Thursday, April 16, 2015

A Raised Garden Project

I decided to do a garden as a fun project and stress reducer for the Spring and Summer. A "Raised Garden Project" will be a series where I hope you can monitor my progress  and learn from my mistakes on the adventure. As usual, click each photo for a better view.

The whole idea of a raised garden came from a photo I encountered on Pinterest. It really gave me a lot of ideas and as usual I started to research the concept. Good thing I did. I discovered that cedar is the best wood to withstand the weather as well as termites here in Florida.

I was able to cut costs by buying cedar posts and breaking apart an old cedar chest my brother gave me.

While breaking apart the cedar chest was work, it definitely was worth it because using purchased cedar would have cost me over $200 for one box. With my cost savings I was able to afford TWO boxes for $14. Yeah!!!
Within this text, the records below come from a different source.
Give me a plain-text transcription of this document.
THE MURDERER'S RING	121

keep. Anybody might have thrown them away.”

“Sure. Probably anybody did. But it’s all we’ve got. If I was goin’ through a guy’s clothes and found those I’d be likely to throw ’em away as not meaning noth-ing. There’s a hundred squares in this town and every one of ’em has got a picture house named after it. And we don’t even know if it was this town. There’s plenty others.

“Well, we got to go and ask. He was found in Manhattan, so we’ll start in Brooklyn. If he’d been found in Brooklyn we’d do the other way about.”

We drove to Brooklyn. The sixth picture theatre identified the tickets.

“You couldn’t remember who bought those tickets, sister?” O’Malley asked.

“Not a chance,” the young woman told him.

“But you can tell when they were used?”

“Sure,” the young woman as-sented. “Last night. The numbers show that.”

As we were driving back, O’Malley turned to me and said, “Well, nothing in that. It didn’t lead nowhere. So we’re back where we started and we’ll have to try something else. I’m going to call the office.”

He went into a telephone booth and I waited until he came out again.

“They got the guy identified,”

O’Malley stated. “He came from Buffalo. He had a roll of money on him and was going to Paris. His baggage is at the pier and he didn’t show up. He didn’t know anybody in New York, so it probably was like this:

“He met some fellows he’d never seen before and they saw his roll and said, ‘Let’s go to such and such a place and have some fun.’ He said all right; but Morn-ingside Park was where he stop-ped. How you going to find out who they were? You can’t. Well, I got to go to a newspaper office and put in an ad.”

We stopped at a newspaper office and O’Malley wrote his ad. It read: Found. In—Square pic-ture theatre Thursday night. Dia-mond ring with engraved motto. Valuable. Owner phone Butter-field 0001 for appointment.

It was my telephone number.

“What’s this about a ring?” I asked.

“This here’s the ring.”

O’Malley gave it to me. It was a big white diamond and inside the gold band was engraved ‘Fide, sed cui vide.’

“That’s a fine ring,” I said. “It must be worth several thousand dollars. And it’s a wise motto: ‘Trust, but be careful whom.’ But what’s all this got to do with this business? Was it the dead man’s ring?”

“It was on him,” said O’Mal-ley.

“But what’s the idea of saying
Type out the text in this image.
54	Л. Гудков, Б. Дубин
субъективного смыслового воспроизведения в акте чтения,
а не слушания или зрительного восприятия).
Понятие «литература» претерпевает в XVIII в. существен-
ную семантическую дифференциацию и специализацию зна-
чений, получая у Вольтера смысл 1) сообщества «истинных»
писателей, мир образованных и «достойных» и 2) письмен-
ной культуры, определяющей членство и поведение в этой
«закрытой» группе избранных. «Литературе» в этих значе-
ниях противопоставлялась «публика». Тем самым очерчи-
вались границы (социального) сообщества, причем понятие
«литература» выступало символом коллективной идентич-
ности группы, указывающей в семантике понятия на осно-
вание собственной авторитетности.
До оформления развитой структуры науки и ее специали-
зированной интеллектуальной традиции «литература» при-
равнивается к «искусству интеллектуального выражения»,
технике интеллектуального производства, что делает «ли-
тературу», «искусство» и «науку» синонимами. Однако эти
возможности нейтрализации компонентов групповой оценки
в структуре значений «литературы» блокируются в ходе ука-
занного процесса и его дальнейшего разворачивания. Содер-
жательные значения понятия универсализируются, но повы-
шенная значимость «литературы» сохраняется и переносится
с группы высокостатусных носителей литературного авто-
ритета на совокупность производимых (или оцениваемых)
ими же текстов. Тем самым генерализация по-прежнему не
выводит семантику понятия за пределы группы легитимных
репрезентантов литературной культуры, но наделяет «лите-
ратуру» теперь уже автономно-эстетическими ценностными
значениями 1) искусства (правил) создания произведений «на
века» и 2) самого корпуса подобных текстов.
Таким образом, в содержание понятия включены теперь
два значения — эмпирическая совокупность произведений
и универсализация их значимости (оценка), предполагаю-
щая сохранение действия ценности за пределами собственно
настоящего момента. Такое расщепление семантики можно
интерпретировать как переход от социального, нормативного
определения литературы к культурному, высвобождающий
Planning was very important so I did my calculations and then laid the boards out just to make certain what the numbers said matched what occurred in real life. It did, and my little Doxie double checked.

And there we have it, the completed box ready to be set into the ground. Everything I read said to dig  holes for the posts, but I figured it would be simpler to just dig around the posts to get them into the ground and it seemed to work well for me.  You'll notice that my Doxie assistant is still supervising but sitting in the shade.

One thing I learned during my research was that cedar while untreated has it's own natural herbicide so I put in a plastic liner around tthe inside of the box to prevent contact with the soil. In some of the illustrations I saw, people put down cardboard on the bottom but I didn't. It was simply the bear ground. Next, I saved grass cuttings and tree leaves and used that as the bottom over the bare ground to build up the bottom level in preparation for putting in dirt. If you look closely you'll also notice I used the narrow spine boards as a lip for the box so later when I'm tending the garden I can set things like water buckets, shears etc on it and avoid having to rub against the top portion of the box when working. Sweeet!!

And here we have the completed project. I plan to add a little more dirt but was surprised that I already had almost six inches of dirt in before you reached the grass cuttings and leaves. Each box is 8ft by 4ft so a few more bags should put me close to that level. My savings on wood was eaten up with the cost of dirt ($15) but my total cost so far is $30 which is not bad. Before I fill the next box I plan to do a little searching around for free dirt but if I can't find any then add another $15 and a new total of $45. Either way the cost is still low when you consider all the veggies I plan to have for the Summer.